I know I really am getting old, because I start to think about the past. Not many of my American friends knew that I was born and grew up in one of the largest slum in Shanghai. In Chinese, Slum is called "Peng Hu Qu", it literally means "Cote & Shed District"in Chinese. For the first 19 years of my life, until some developer had spotted our land, I have lived in a slum in Yang Pu District, near the infamous Su Zhou River. The slum was dark, colorless, smelly, no tree, no animals, just sheds one connected to another. I have rarely seen strangers coming into the slum, if I see one, he is probably lost in the maze and desperately needs to get out.
Four generations of my father's family had lived in the same house. The house I grew up was actually considered one of the best houses in the whole slum, a small two-story brick house with a separate fenced yard and a shared courtyard with five other families and a well which is one of my favorite things at the time. Unlike the kids in City of God or Born into the Brothels, my childhood in the slum was quite pleasant.
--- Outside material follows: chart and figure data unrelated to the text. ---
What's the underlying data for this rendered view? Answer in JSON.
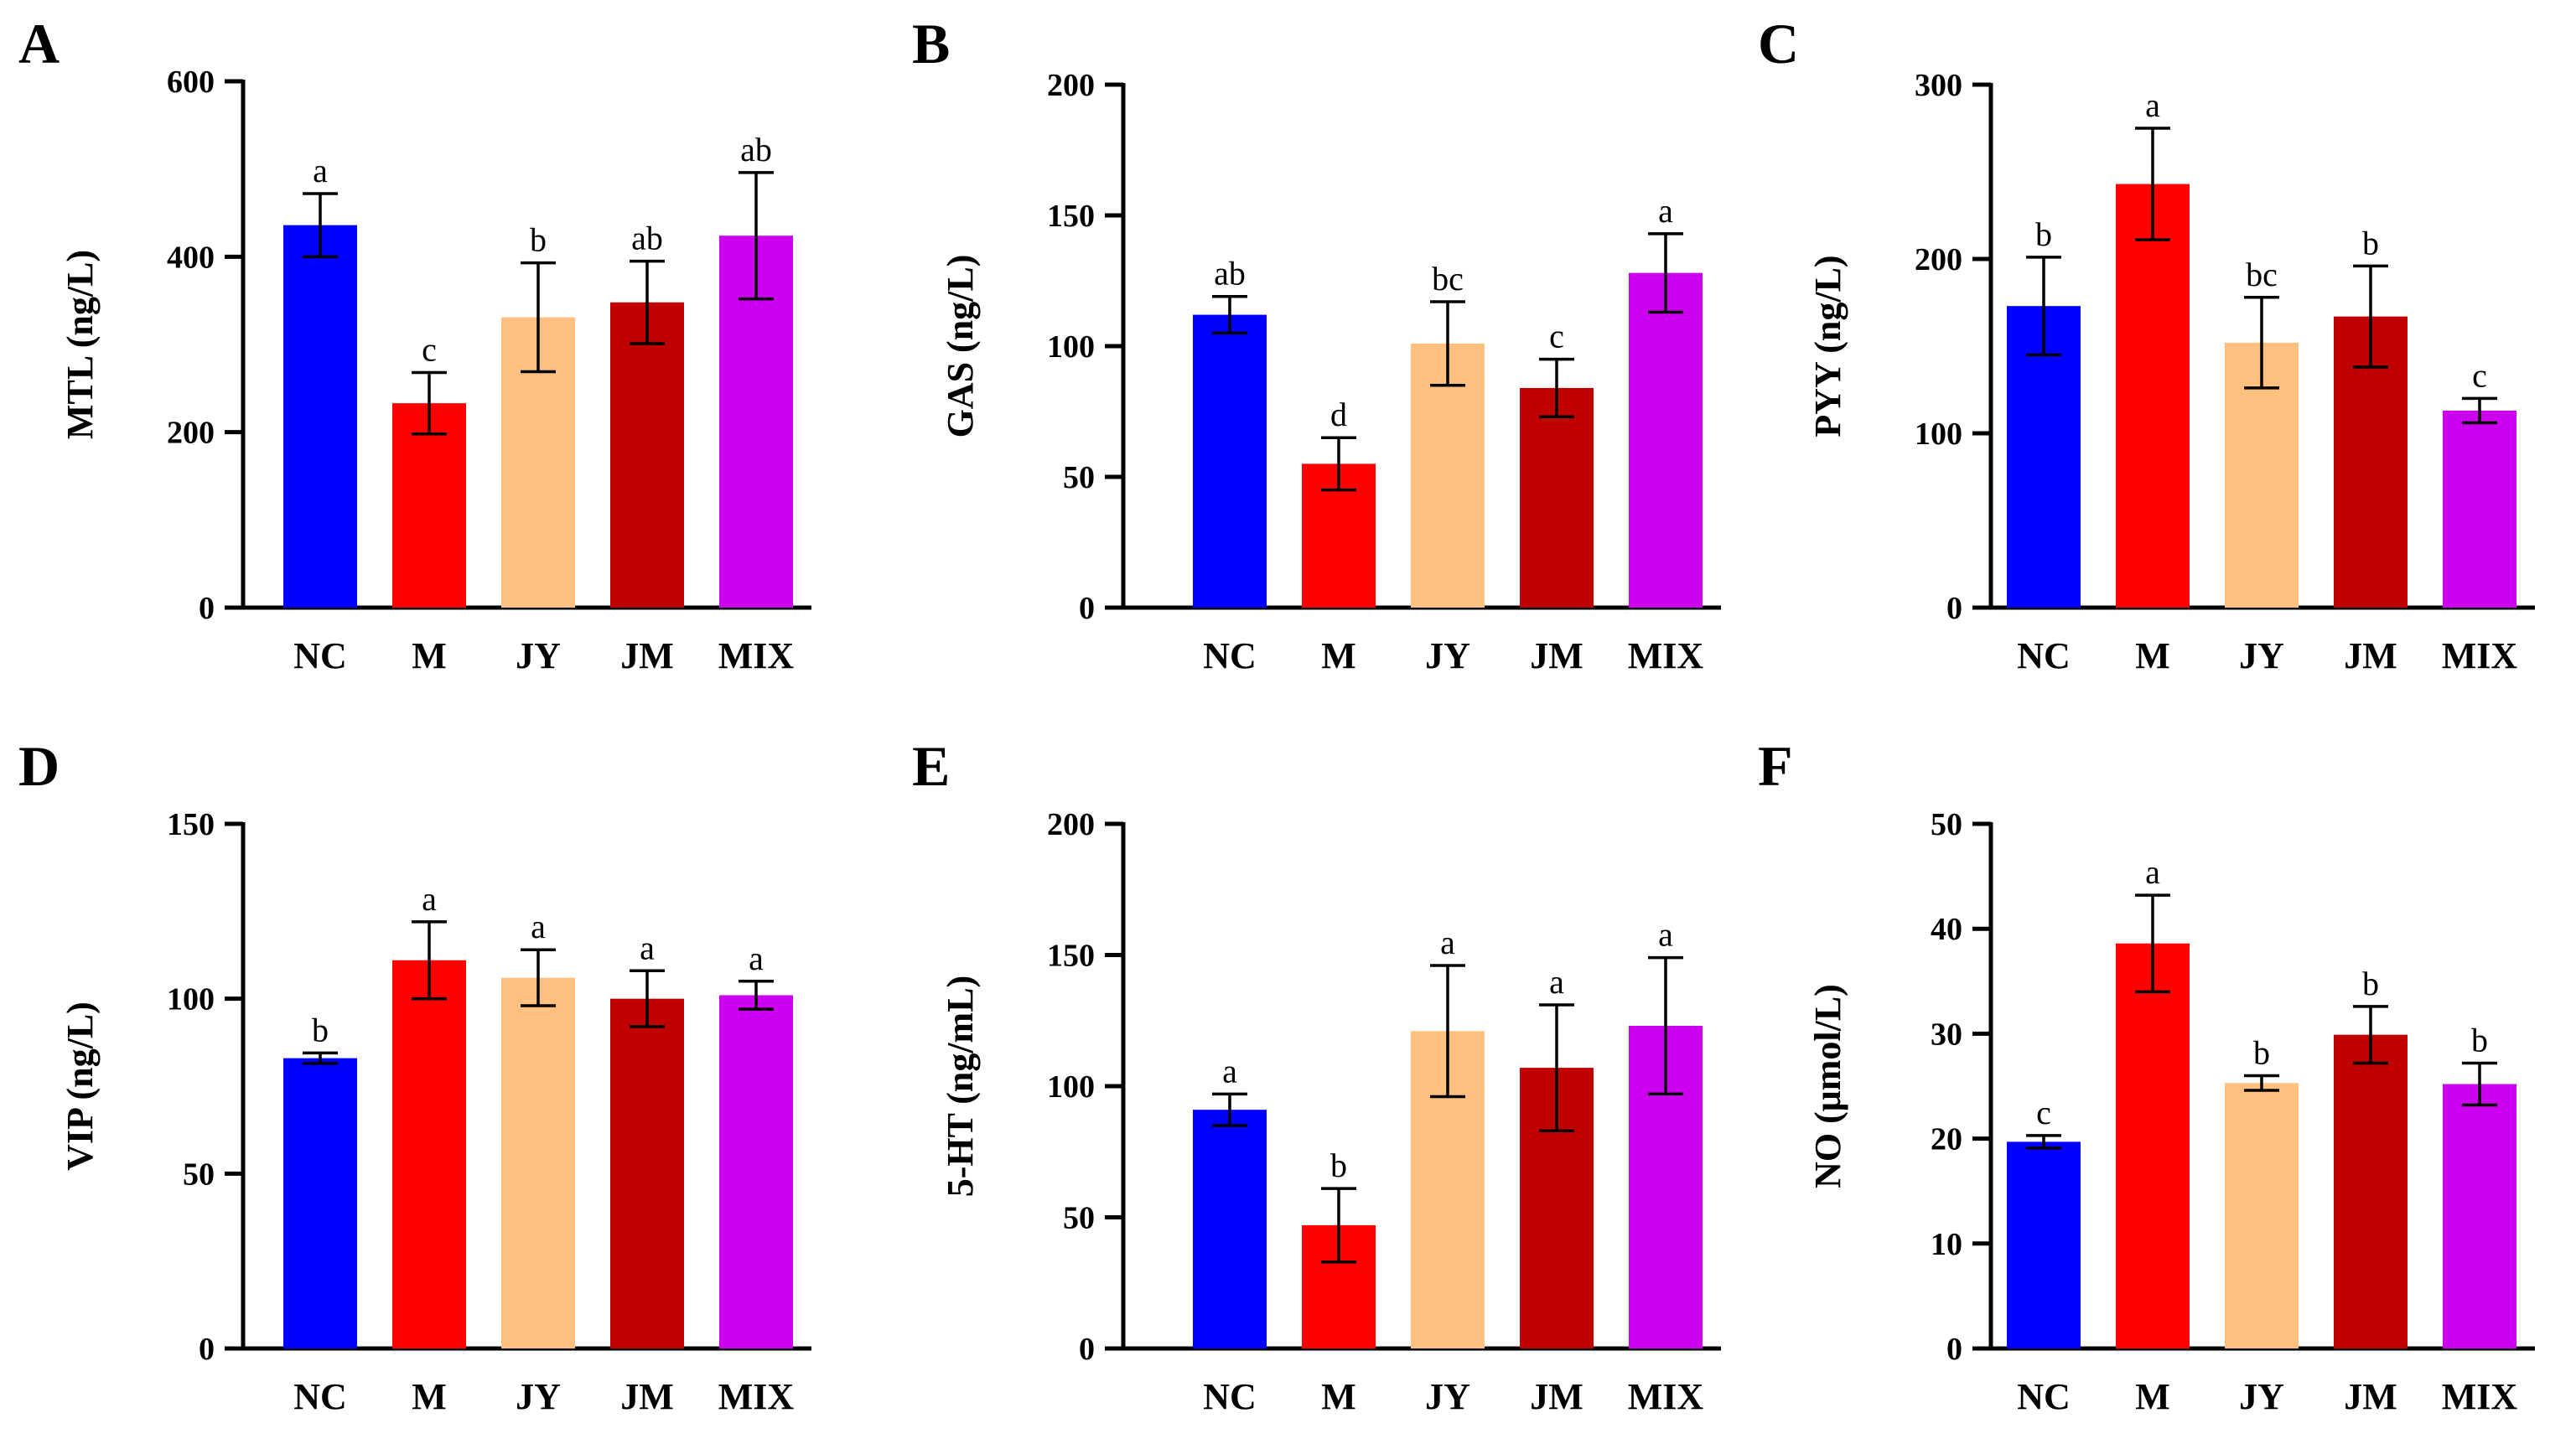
{
  "colors": {
    "NC": "#0000ff",
    "M": "#ff0000",
    "JY": "#ffc080",
    "JM": "#c00000",
    "MIX": "#cc00ee"
  },
  "chart_data": [
    {
      "panel": "A",
      "type": "bar",
      "ylabel": "MTL (ng/L)",
      "ylim": [
        0,
        600
      ],
      "yticks": [
        0,
        200,
        400,
        600
      ],
      "categories": [
        "NC",
        "M",
        "JY",
        "JM",
        "MIX"
      ],
      "values": [
        436,
        233,
        331,
        348,
        424
      ],
      "errors": [
        36,
        35,
        62,
        47,
        72
      ],
      "letters": [
        "a",
        "c",
        "b",
        "ab",
        "ab"
      ]
    },
    {
      "panel": "B",
      "type": "bar",
      "ylabel": "GAS (ng/L)",
      "ylim": [
        0,
        200
      ],
      "yticks": [
        0,
        50,
        100,
        150,
        200
      ],
      "categories": [
        "NC",
        "M",
        "JY",
        "JM",
        "MIX"
      ],
      "values": [
        112,
        55,
        101,
        84,
        128
      ],
      "errors": [
        7,
        10,
        16,
        11,
        15
      ],
      "letters": [
        "ab",
        "d",
        "bc",
        "c",
        "a"
      ]
    },
    {
      "panel": "C",
      "type": "bar",
      "ylabel": "PYY (ng/L)",
      "ylim": [
        0,
        300
      ],
      "yticks": [
        0,
        100,
        200,
        300
      ],
      "categories": [
        "NC",
        "M",
        "JY",
        "JM",
        "MIX"
      ],
      "values": [
        173,
        243,
        152,
        167,
        113
      ],
      "errors": [
        28,
        32,
        26,
        29,
        7
      ],
      "letters": [
        "b",
        "a",
        "bc",
        "b",
        "c"
      ]
    },
    {
      "panel": "D",
      "type": "bar",
      "ylabel": "VIP (ng/L)",
      "ylim": [
        0,
        150
      ],
      "yticks": [
        0,
        50,
        100,
        150
      ],
      "categories": [
        "NC",
        "M",
        "JY",
        "JM",
        "MIX"
      ],
      "values": [
        83,
        111,
        106,
        100,
        101
      ],
      "errors": [
        1.5,
        11,
        8,
        8,
        4
      ],
      "letters": [
        "b",
        "a",
        "a",
        "a",
        "a"
      ]
    },
    {
      "panel": "E",
      "type": "bar",
      "ylabel": "5-HT (ng/mL)",
      "ylim": [
        0,
        200
      ],
      "yticks": [
        0,
        50,
        100,
        150,
        200
      ],
      "categories": [
        "NC",
        "M",
        "JY",
        "JM",
        "MIX"
      ],
      "values": [
        91,
        47,
        121,
        107,
        123
      ],
      "errors": [
        6,
        14,
        25,
        24,
        26
      ],
      "letters": [
        "a",
        "b",
        "a",
        "a",
        "a"
      ]
    },
    {
      "panel": "F",
      "type": "bar",
      "ylabel": "NO (μmol/L)",
      "ylim": [
        0,
        50
      ],
      "yticks": [
        0,
        10,
        20,
        30,
        40,
        50
      ],
      "categories": [
        "NC",
        "M",
        "JY",
        "JM",
        "MIX"
      ],
      "values": [
        19.7,
        38.6,
        25.3,
        29.9,
        25.2
      ],
      "errors": [
        0.6,
        4.6,
        0.7,
        2.7,
        2.0
      ],
      "letters": [
        "c",
        "a",
        "b",
        "b",
        "b"
      ]
    }
  ]
}
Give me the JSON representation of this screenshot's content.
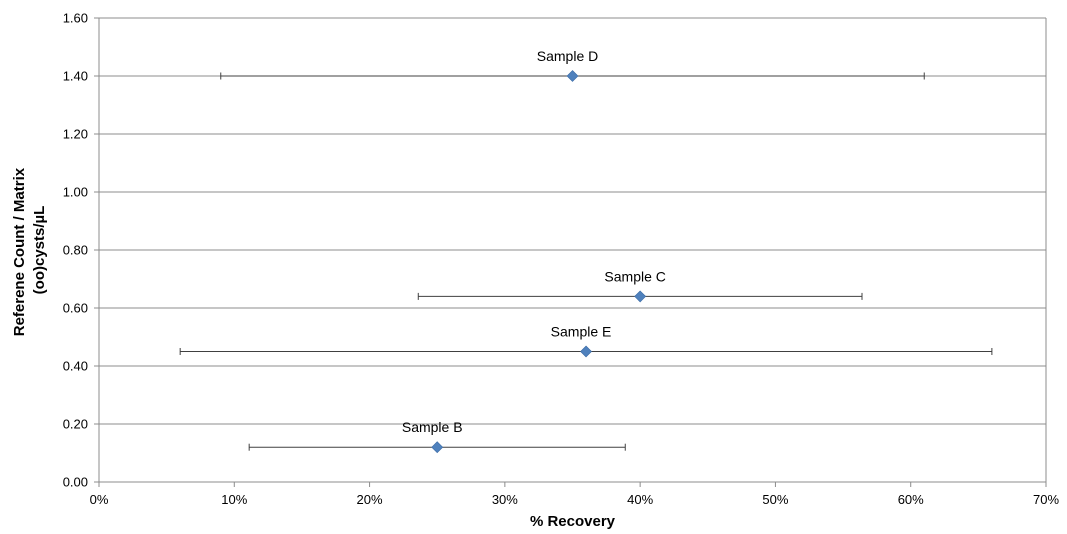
{
  "chart_data": {
    "type": "scatter",
    "title": "",
    "xlabel": "% Recovery",
    "ylabel_lines": [
      "Referene Count / Matrix",
      "(oo)cysts/µL"
    ],
    "xlim": [
      0,
      0.7
    ],
    "ylim": [
      0,
      1.6
    ],
    "x_ticks": [
      0,
      0.1,
      0.2,
      0.3,
      0.4,
      0.5,
      0.6,
      0.7
    ],
    "x_tick_labels": [
      "0%",
      "10%",
      "20%",
      "30%",
      "40%",
      "50%",
      "60%",
      "70%"
    ],
    "y_ticks": [
      0,
      0.2,
      0.4,
      0.6,
      0.8,
      1.0,
      1.2,
      1.4,
      1.6
    ],
    "y_tick_labels": [
      "0.00",
      "0.20",
      "0.40",
      "0.60",
      "0.80",
      "1.00",
      "1.20",
      "1.40",
      "1.60"
    ],
    "grid": true,
    "marker_color": "#4F81BD",
    "points": [
      {
        "label": "Sample D",
        "x": 0.35,
        "y": 1.4,
        "x_err_low": 0.09,
        "x_err_high": 0.61
      },
      {
        "label": "Sample C",
        "x": 0.4,
        "y": 0.64,
        "x_err_low": 0.236,
        "x_err_high": 0.564
      },
      {
        "label": "Sample E",
        "x": 0.36,
        "y": 0.45,
        "x_err_low": 0.06,
        "x_err_high": 0.66
      },
      {
        "label": "Sample B",
        "x": 0.25,
        "y": 0.12,
        "x_err_low": 0.111,
        "x_err_high": 0.389
      }
    ]
  }
}
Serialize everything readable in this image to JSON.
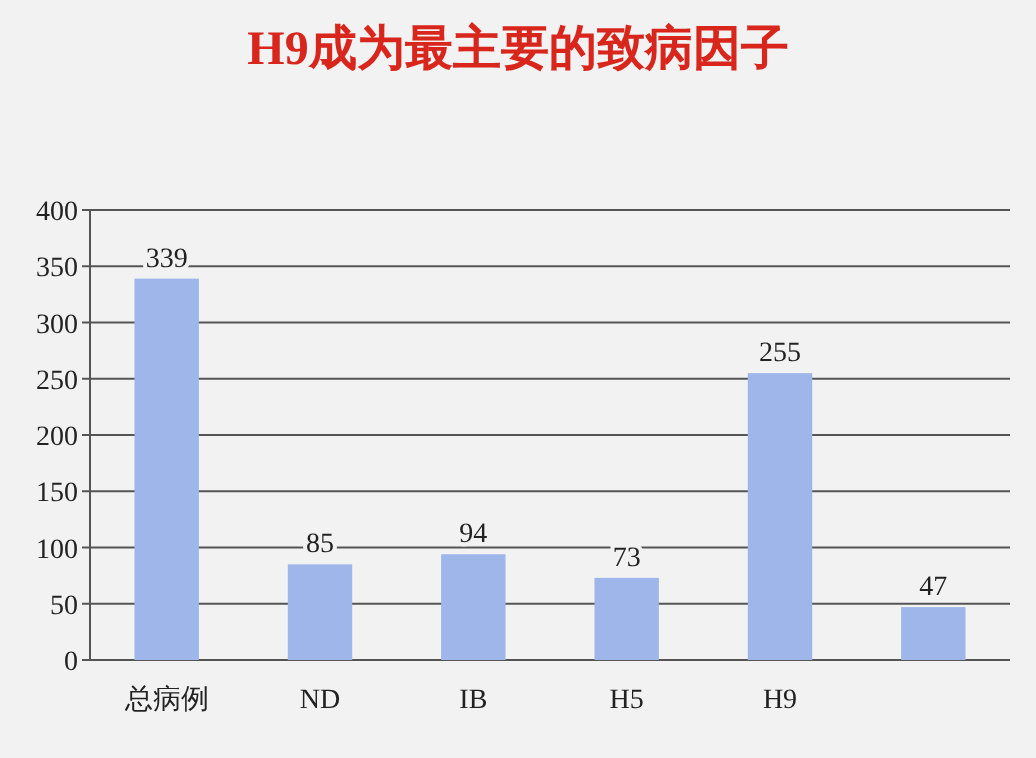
{
  "chart_data": {
    "type": "bar",
    "title": "H9成为最主要的致病因子",
    "categories": [
      "总病例",
      "ND",
      "IB",
      "H5",
      "H9",
      null
    ],
    "values": [
      339,
      85,
      94,
      73,
      255,
      47
    ],
    "color": "#9fb6ea",
    "ylim": [
      0,
      400
    ],
    "yticks": [
      0,
      50,
      100,
      150,
      200,
      250,
      300,
      350,
      400
    ],
    "grid": "y",
    "data_labels": true
  }
}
I had a lot of friends, it was very safe and we invented games to play.
In the summer of 1997, When we first got notice that the section we had lived was in the new developing zone, everyone was so excited to be able to finally move out of the slum. Sadly, no one, has even had a slice of thought of taking a picture of the place. Everyday, I saw families drove their furnitures out of the slum and they don't even look back. One week after the last person moved out, the slum Lane 390, the size of two Time Square, was flattened. Since then, I have never gone back to see the old neighborhood, but from the recent Google Satellite map, I discovered little has been changed in the area since 10 years ago while most of Shanghai boomed with skyscrapers like the speedy growing of bamboo shots.
Well, I hope you enjoy this little bit of personal history of mine. I am extremely regretted that there is nothing has recorded of my childhood and teenage-hood in the slum. This is just maybe why having a camera now and have it with me at all time become so important to me.